One thing though, and it could just be the nature of teppanyaki, is that I felt rushed throughout the dinner. Our cook would cook one thing after the other, non-stop, regardless whether we had finished eating the previous dish. I’m a faster eater, so it wasn’t a big problem for me. But CC eats slowly, so she ended up with so much on her plate that they got her a second plate to hold the food. Towards the end, her dishes got kinda cold and it probably didn’t taste as good as when they were hot and freshly cooked. Why would they want to compromise the quality of dishes by rushing to get everything cooked as fast as possible? Perhaps they don’t care.

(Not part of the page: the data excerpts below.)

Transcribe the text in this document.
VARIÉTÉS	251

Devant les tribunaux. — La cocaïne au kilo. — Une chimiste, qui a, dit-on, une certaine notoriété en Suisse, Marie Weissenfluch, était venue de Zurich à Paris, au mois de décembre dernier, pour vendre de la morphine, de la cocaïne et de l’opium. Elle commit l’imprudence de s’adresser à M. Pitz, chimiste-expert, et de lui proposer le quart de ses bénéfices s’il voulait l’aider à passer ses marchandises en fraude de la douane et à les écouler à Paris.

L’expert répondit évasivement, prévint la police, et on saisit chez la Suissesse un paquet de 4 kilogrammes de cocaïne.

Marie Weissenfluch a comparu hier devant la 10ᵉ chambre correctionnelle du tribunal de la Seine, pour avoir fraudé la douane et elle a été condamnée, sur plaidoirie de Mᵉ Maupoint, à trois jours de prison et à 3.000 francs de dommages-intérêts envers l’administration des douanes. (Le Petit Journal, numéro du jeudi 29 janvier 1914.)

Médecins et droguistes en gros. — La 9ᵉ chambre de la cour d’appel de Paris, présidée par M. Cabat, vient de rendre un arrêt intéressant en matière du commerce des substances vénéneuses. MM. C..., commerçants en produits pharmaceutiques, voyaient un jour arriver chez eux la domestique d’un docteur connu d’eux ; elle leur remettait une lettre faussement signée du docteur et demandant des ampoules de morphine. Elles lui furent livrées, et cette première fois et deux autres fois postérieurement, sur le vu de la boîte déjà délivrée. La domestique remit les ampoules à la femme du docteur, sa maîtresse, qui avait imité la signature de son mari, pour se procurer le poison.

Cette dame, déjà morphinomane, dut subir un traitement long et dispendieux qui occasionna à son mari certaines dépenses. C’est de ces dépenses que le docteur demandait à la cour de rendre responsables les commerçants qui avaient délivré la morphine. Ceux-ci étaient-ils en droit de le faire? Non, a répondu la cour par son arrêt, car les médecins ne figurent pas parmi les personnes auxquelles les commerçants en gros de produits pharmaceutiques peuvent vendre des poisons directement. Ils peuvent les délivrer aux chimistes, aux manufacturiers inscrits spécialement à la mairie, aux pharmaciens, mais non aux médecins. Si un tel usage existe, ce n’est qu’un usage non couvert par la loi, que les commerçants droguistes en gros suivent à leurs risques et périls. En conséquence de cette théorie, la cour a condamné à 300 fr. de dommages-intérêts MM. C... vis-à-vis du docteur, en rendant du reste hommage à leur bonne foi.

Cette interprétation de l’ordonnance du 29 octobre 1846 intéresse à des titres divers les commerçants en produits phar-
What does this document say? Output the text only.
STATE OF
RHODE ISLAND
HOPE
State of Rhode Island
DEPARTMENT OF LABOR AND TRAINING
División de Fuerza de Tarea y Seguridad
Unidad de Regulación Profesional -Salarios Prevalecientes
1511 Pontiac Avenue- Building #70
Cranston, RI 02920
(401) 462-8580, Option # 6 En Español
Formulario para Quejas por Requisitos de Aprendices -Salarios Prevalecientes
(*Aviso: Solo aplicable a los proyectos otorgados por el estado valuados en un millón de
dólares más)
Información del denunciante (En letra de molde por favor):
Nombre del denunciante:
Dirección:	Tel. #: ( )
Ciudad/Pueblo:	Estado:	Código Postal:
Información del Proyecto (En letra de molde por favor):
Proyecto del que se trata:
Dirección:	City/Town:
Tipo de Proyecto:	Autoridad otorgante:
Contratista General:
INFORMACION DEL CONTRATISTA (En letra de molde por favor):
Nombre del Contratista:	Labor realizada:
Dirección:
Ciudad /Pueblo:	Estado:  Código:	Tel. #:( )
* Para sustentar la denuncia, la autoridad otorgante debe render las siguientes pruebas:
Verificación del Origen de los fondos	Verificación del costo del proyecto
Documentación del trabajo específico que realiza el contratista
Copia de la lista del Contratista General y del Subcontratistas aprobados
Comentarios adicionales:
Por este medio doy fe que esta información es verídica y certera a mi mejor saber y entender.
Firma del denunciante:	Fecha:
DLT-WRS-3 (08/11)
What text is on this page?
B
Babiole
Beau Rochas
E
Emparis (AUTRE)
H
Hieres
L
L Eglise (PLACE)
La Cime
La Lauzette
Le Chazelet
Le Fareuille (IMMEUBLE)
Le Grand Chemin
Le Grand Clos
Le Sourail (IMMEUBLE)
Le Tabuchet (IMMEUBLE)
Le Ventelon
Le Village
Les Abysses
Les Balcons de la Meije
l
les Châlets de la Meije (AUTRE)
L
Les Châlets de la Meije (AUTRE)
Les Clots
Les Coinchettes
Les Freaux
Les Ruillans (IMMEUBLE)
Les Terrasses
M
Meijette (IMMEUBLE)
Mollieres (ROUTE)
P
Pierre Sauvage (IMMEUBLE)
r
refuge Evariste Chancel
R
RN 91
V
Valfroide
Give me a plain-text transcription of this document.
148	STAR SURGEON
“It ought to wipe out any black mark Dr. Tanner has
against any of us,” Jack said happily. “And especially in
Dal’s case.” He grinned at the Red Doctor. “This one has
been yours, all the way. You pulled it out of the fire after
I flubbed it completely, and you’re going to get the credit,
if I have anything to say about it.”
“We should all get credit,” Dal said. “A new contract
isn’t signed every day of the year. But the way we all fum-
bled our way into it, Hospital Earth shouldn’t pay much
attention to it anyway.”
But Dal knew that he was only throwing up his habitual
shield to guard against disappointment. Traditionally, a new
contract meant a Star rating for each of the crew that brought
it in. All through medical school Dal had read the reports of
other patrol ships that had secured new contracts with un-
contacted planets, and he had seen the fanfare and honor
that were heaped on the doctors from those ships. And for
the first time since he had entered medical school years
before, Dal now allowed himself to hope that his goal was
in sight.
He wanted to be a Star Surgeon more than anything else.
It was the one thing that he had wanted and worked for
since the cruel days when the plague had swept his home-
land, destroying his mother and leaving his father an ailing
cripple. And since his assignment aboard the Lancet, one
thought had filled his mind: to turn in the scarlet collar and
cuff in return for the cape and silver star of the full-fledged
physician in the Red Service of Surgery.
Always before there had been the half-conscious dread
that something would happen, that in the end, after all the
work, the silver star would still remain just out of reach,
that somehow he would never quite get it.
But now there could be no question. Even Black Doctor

Also, each teppanyaki station can serve up to 8-10 people at a time. So if yours is a small dinner party, you may be seated with other people and the cook would just stagger the cooking to serve you all. When we first arrived, there were already four people at our station, halfway through their dinner. Because we took our time to place an order, the cook was able to finish cooking all of their dishes before serving us. We basically got the cook all to ourselves. However, after the cooking was over and we were still trying to finish our food, new customers walked in to our room and joined us around our station. After a few exchange between us and the new walk-ins, the cook started cooking again and the cycle continued.
It’s a pretty fun experience to dine at a teppanyaki restaurant. It’s definitely not your everyday dinner location, but it would be a good option for special occasions such as birthday parties. However be prepared to be seated next to some strangers and may require to make some new friends at the dinner table. After all, it’s all part of the experience!